In [16]:
import argparse
import glob
import json
import multiprocessing
import os
import random
import re
from pathlib import Path
from enum import Enum

import cv2
import matplotlib.pyplot as plt
import numpy as np
import torch
import torch.nn as nn
import torch.nn.functional as F
from PIL import Image
from torch.optim import SGD, Adam
from torch.optim.lr_scheduler import StepLR
from torch.utils.data import Dataset, Subset, random_split, DataLoader
from torch.utils.tensorboard import SummaryWriter
from torchvision import transforms, models
from albumentations import *
from albumentations.pytorch import ToTensorV2


# config

In [17]:
# config
class Config():
    seed = 42
    
    # 데이터
    data_dir = './input/data/train' #
    resize = [224, 224]
    val_ratio = 0.2
    
    # 학습 설정
    epochs = 100 
    batch_size = 64
    valid_batch_size = 1000
    lr = 1e-3
    lr_decay_step = 20
    log_interval = 50
    
    # 세이브 경로
    save_dir = './exp'
    

config = Config()

In [18]:
# 시드 고정 함수
def seed_everything(seed):
    torch.manual_seed(seed)
    torch.cuda.manual_seed(seed)
    torch.cuda.manual_seed_all(seed)  # if use multi-GPU
    torch.backends.cudnn.deterministic = True
    torch.backends.cudnn.benchmark = False
    np.random.seed(seed)
    random.seed(seed)

In [19]:
# 시드 고정
seed_everything(config.seed)

In [20]:
 # -- settings
use_cuda = torch.cuda.is_available()
device = torch.device("cuda" if use_cuda else "cpu")

# Dataset

In [21]:
# base setting
IMG_EXTENSIONS = [
    ".jpg", ".JPG", ".jpeg", ".JPEG", ".png",
    ".PNG", ".ppm", ".PPM", ".bmp", ".BMP",
]


def is_image_file(filename):
    return any(filename.endswith(extension) for extension in IMG_EXTENSIONS)
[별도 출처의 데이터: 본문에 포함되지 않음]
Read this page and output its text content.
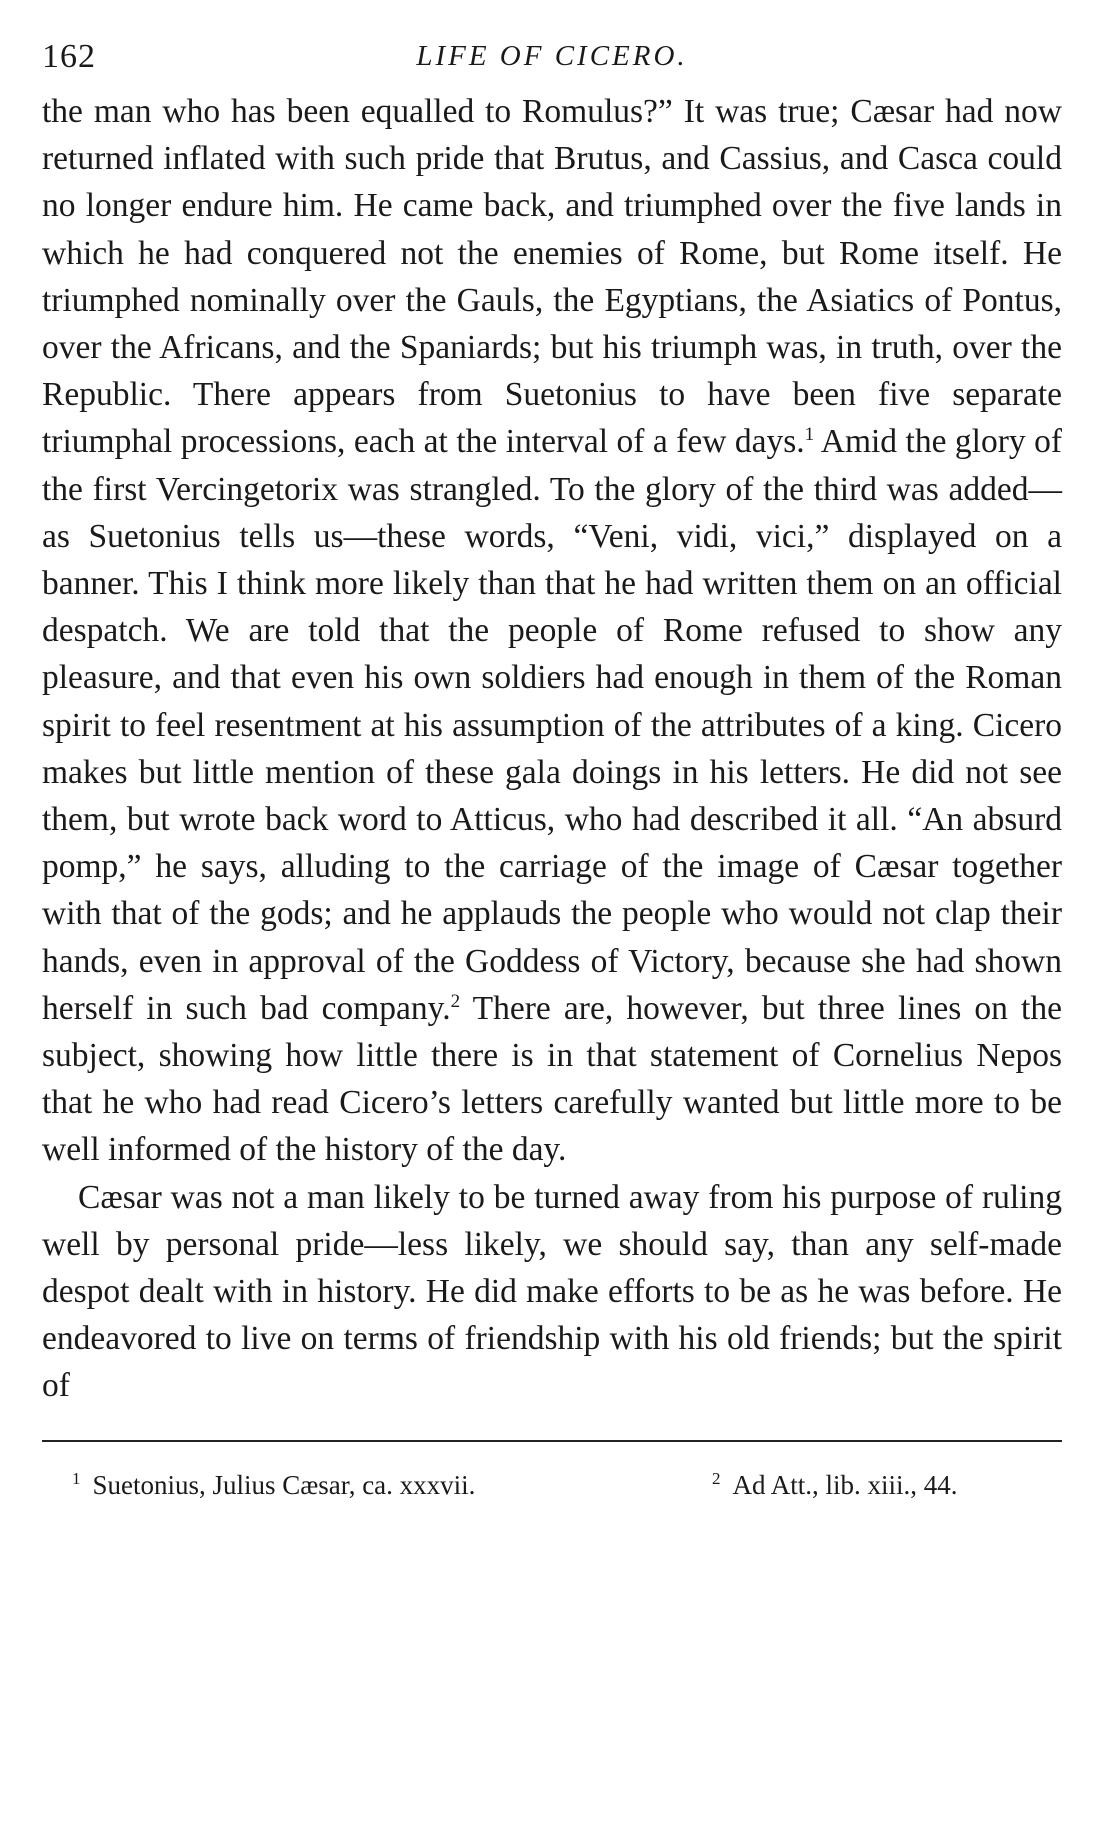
162	LIFE OF CICERO.

the man who has been equalled to Romulus?” It was true; Cæsar had now returned inflated with such pride that Brutus, and Cassius, and Casca could no longer endure him. He came back, and triumphed over the five lands in which he had conquered not the enemies of Rome, but Rome itself. He triumphed nominally over the Gauls, the Egyptians, the Asiatics of Pontus, over the Africans, and the Spaniards; but his triumph was, in truth, over the Republic. There appears from Suetonius to have been five separate triumphal processions, each at the interval of a few days.$^1$ Amid the glory of the first Vercingetorix was strangled. To the glory of the third was added—as Suetonius tells us—these words, “Veni, vidi, vici,” displayed on a banner. This I think more likely than that he had written them on an official despatch. We are told that the people of Rome refused to show any pleasure, and that even his own soldiers had enough in them of the Roman spirit to feel resentment at his assumption of the attributes of a king. Cicero makes but little mention of these gala doings in his letters. He did not see them, but wrote back word to Atticus, who had described it all. “An absurd pomp,” he says, alluding to the carriage of the image of Cæsar together with that of the gods; and he applauds the people who would not clap their hands, even in approval of the Goddess of Victory, because she had shown herself in such bad company.$^2$ There are, however, but three lines on the subject, showing how little there is in that statement of Cornelius Nepos that he who had read Cicero’s letters carefully wanted but little more to be well informed of the history of the day.

Cæsar was not a man likely to be turned away from his purpose of ruling well by personal pride—less likely, we should say, than any self-made despot dealt with in history. He did make efforts to be as he was before. He endeavored to live on terms of friendship with his old friends; but the spirit of

$^1$ Suetonius, Julius Cæsar, ca. xxxvii.	$^2$ Ad Att., lib. xiii., 44.
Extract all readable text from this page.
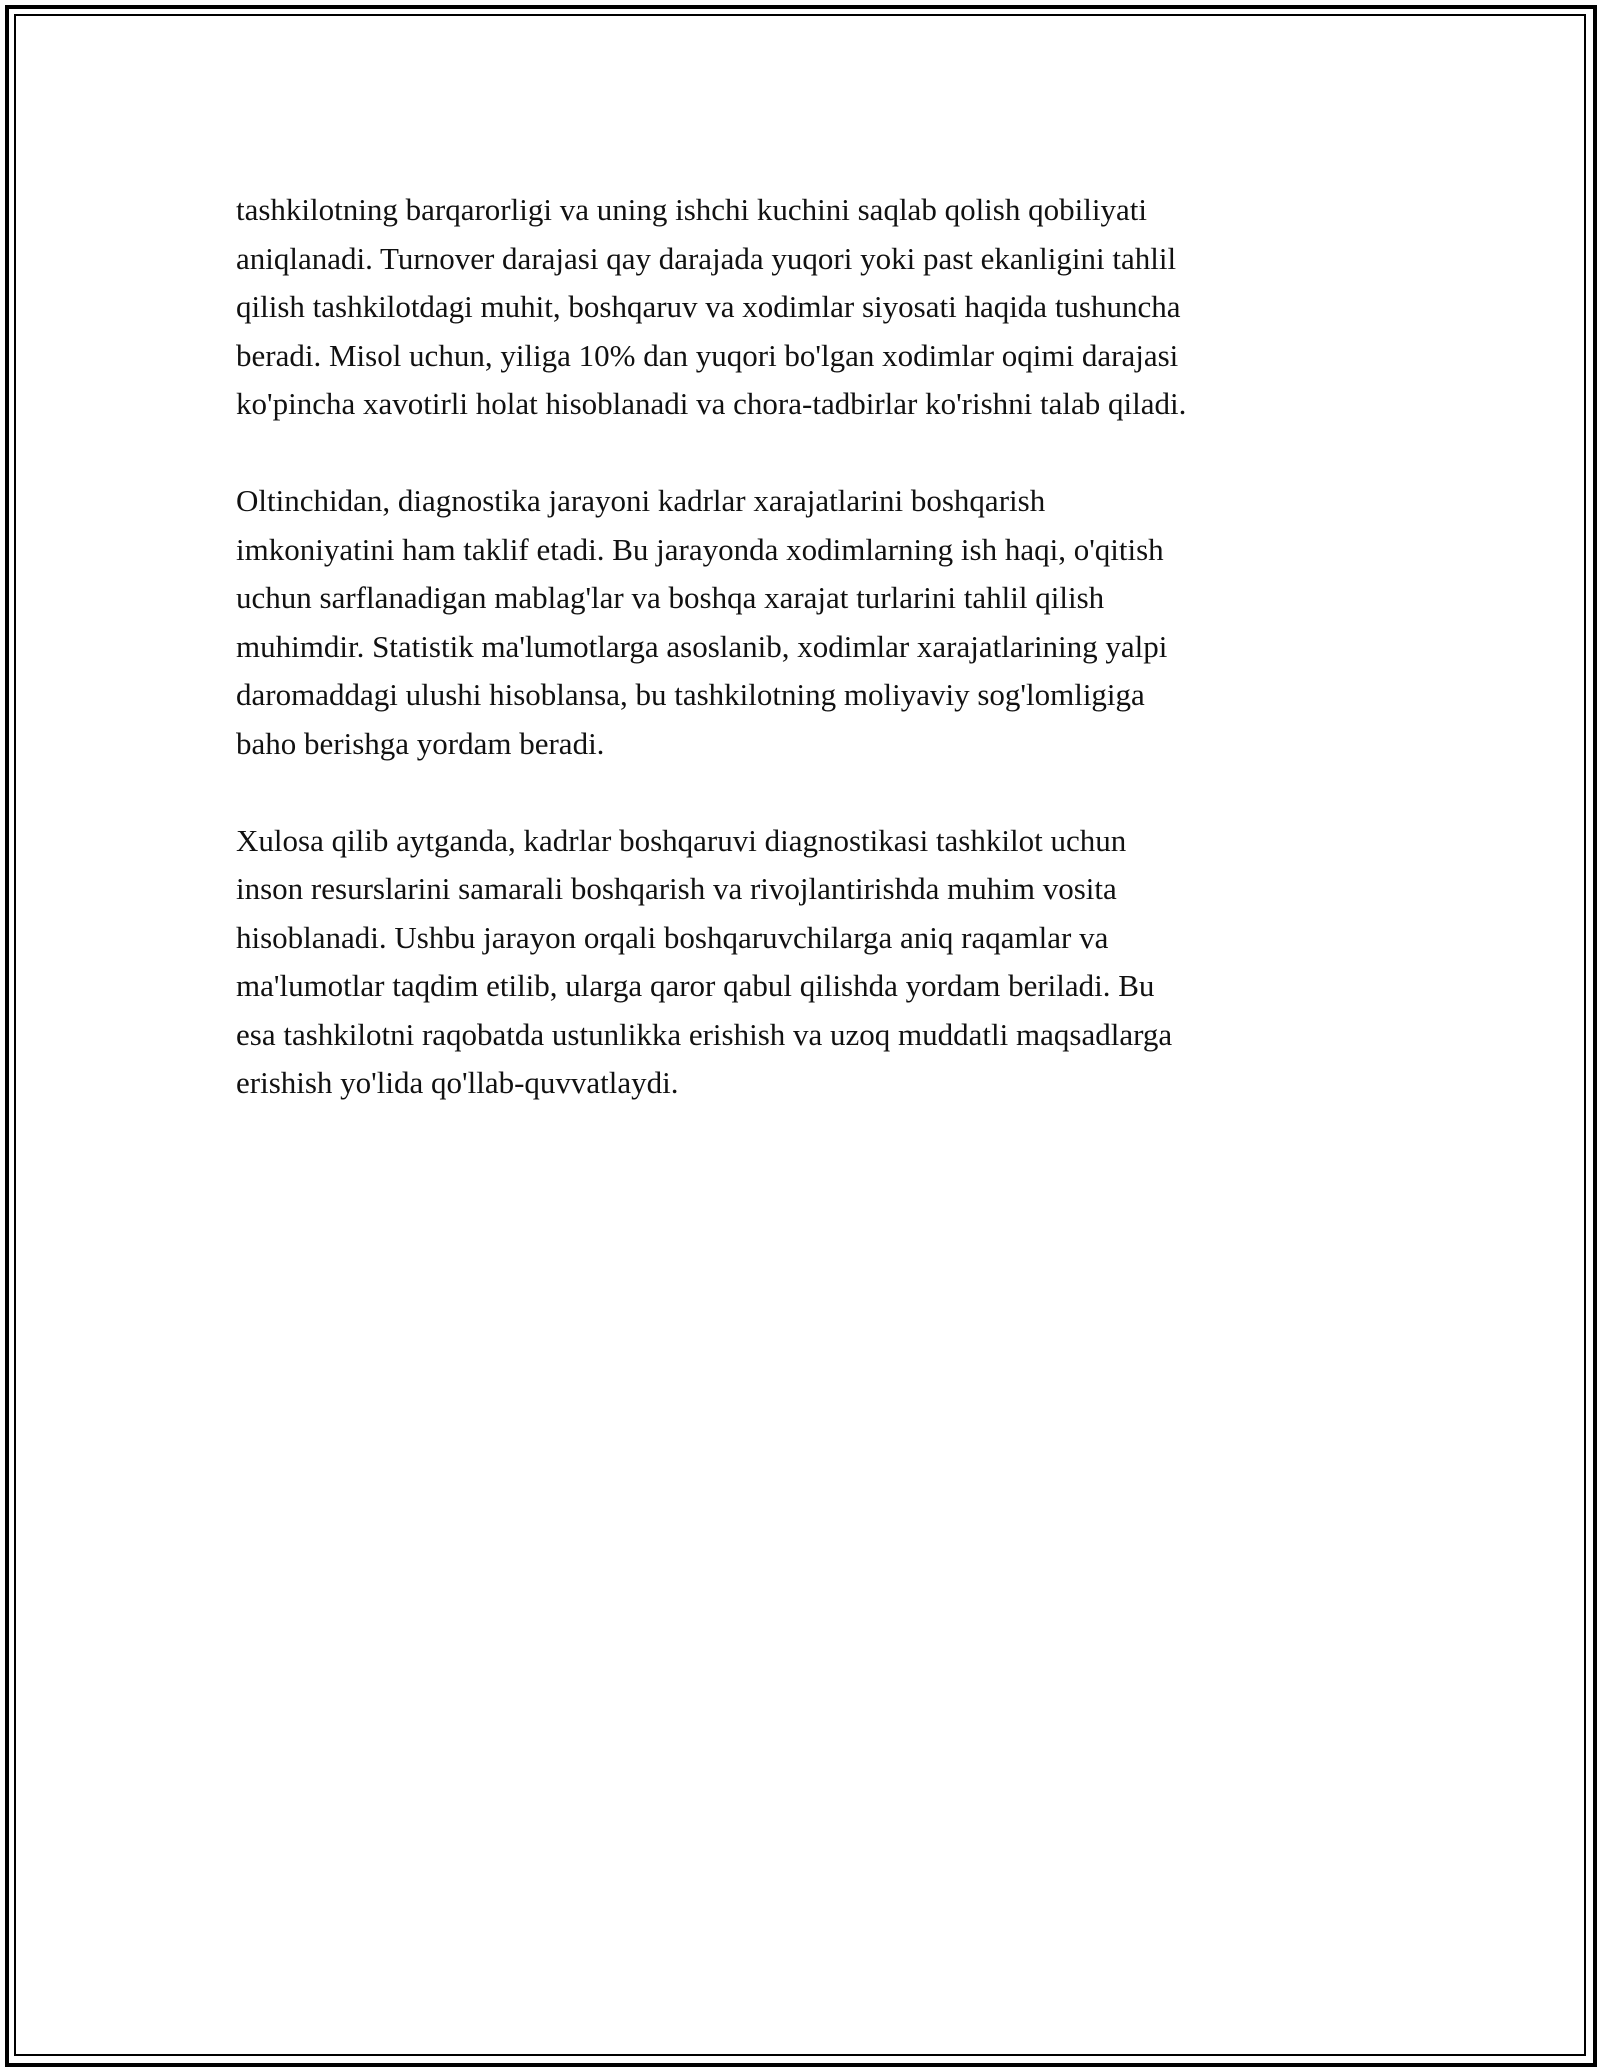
tashkilotning barqarorligi va uning ishchi kuchini saqlab qolish qobiliyati
aniqlanadi. Turnover darajasi qay darajada yuqori yoki past ekanligini tahlil
qilish tashkilotdagi muhit, boshqaruv va xodimlar siyosati haqida tushuncha
beradi. Misol uchun, yiliga 10% dan yuqori bo'lgan xodimlar oqimi darajasi
ko'pincha xavotirli holat hisoblanadi va chora-tadbirlar ko'rishni talab qiladi.

Oltinchidan, diagnostika jarayoni kadrlar xarajatlarini boshqarish
imkoniyatini ham taklif etadi. Bu jarayonda xodimlarning ish haqi, o'qitish
uchun sarflanadigan mablag'lar va boshqa xarajat turlarini tahlil qilish
muhimdir. Statistik ma'lumotlarga asoslanib, xodimlar xarajatlarining yalpi
daromaddagi ulushi hisoblansa, bu tashkilotning moliyaviy sog'lomligiga
baho berishga yordam beradi.

Xulosa qilib aytganda, kadrlar boshqaruvi diagnostikasi tashkilot uchun
inson resurslarini samarali boshqarish va rivojlantirishda muhim vosita
hisoblanadi. Ushbu jarayon orqali boshqaruvchilarga aniq raqamlar va
ma'lumotlar taqdim etilib, ularga qaror qabul qilishda yordam beriladi. Bu
esa tashkilotni raqobatda ustunlikka erishish va uzoq muddatli maqsadlarga
erishish yo'lida qo'llab-quvvatlaydi.
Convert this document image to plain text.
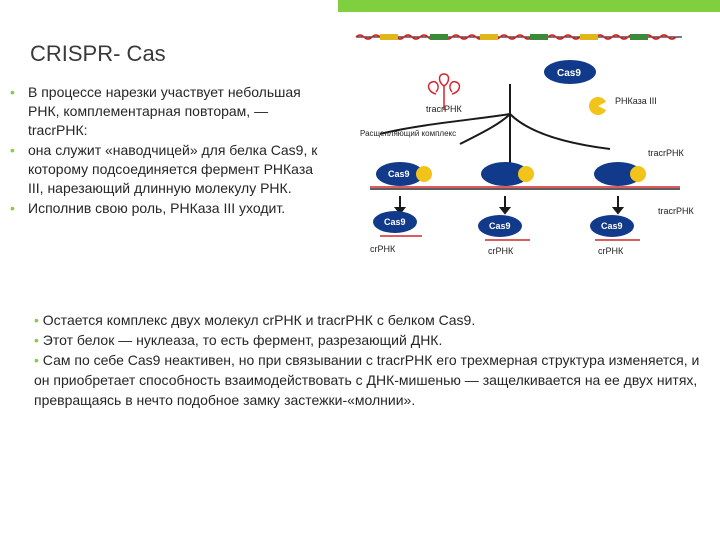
CRISPR- Cas
• В процессе нарезки участвует небольшая РНК, комплементарная повторам, — tracrРНК:
• она служит «наводчицей» для белка Cas9, к которому подсоединяется фермент РНКаза III, нарезающий длинную молекулу РНК.
• Исполнив свою роль, РНКаза III уходит.
tracrРНК
Cas9
РНКаза III
Расщепляющий комплекс
tracrРНК
Cas9
tracrРНК
Cas9	Cas9	Cas9
crРНК	crРНК	crРНК

• Остается комплекс двух молекул crРНК и tracrРНК с белком Cas9.

• Этот белок — нуклеаза, то есть фермент, разрезающий ДНК.

• Сам по себе Cas9 неактивен, но при связывании с tracrРНК его трехмерная структура изменяется, и он приобретает способность взаимодействовать с ДНК-мишенью — защелкивается на ее двух нитях, превращаясь в нечто подобное замку застежки-«молнии».
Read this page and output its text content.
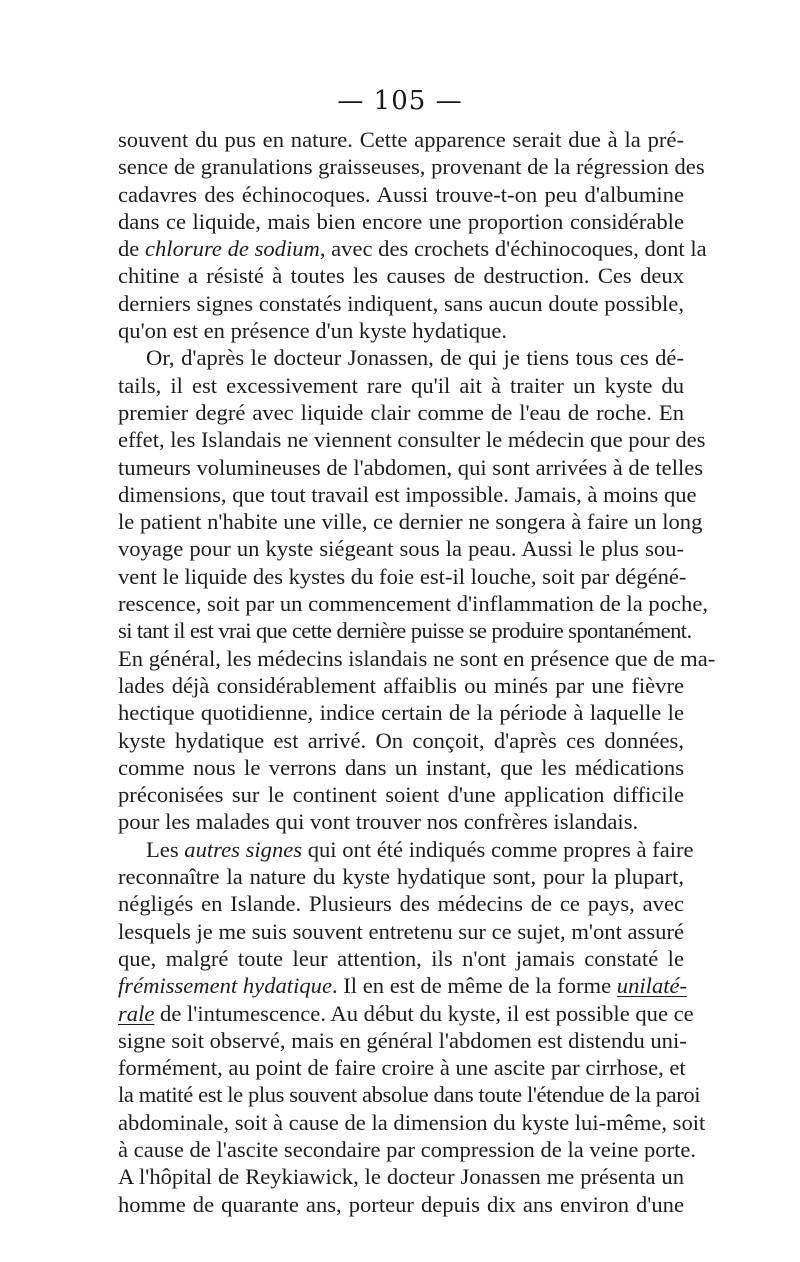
— 105 —
souvent du pus en nature. Cette apparence serait due à la pré-
sence de granulations graisseuses, provenant de la régression des
cadavres des échinocoques. Aussi trouve-t-on peu d'albumine
dans ce liquide, mais bien encore une proportion considérable
de chlorure de sodium, avec des crochets d'échinocoques, dont la
chitine a résisté à toutes les causes de destruction. Ces deux
derniers signes constatés indiquent, sans aucun doute possible,
qu'on est en présence d'un kyste hydatique.
Or, d'après le docteur Jonassen, de qui je tiens tous ces dé-
tails, il est excessivement rare qu'il ait à traiter un kyste du
premier degré avec liquide clair comme de l'eau de roche. En
effet, les Islandais ne viennent consulter le médecin que pour des
tumeurs volumineuses de l'abdomen, qui sont arrivées à de telles
dimensions, que tout travail est impossible. Jamais, à moins que
le patient n'habite une ville, ce dernier ne songera à faire un long
voyage pour un kyste siégeant sous la peau. Aussi le plus sou-
vent le liquide des kystes du foie est-il louche, soit par dégéné-
rescence, soit par un commencement d'inflammation de la poche,
si tant il est vrai que cette dernière puisse se produire spontanément.
En général, les médecins islandais ne sont en présence que de ma-
lades déjà considérablement affaiblis ou minés par une fièvre
hectique quotidienne, indice certain de la période à laquelle le
kyste hydatique est arrivé. On conçoit, d'après ces données,
comme nous le verrons dans un instant, que les médications
préconisées sur le continent soient d'une application difficile
pour les malades qui vont trouver nos confrères islandais.
Les autres signes qui ont été indiqués comme propres à faire
reconnaître la nature du kyste hydatique sont, pour la plupart,
négligés en Islande. Plusieurs des médecins de ce pays, avec
lesquels je me suis souvent entretenu sur ce sujet, m'ont assuré
que, malgré toute leur attention, ils n'ont jamais constaté le
frémissement hydatique. Il en est de même de la forme unilaté-
rale de l'intumescence. Au début du kyste, il est possible que ce
signe soit observé, mais en général l'abdomen est distendu uni-
formément, au point de faire croire à une ascite par cirrhose, et
la matité est le plus souvent absolue dans toute l'étendue de la paroi
abdominale, soit à cause de la dimension du kyste lui-même, soit
à cause de l'ascite secondaire par compression de la veine porte.
A l'hôpital de Reykiawick, le docteur Jonassen me présenta un
homme de quarante ans, porteur depuis dix ans environ d'une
class MaskLabels(int, Enum):
    MASK = 0
    INCORRECT = 1
    NORMAL = 2

class GenderLabels(int, Enum):
    MALE = 0
    FEMALE = 1

    @classmethod
    def from_str(cls, value: str) -> int:
        value = value.lower()
        if value == "male":
            return cls.MALE
        elif value == "female":
            return cls.FEMALE
        else:
            raise ValueError(f"Gender value should be either 'male' or 'female', {value}")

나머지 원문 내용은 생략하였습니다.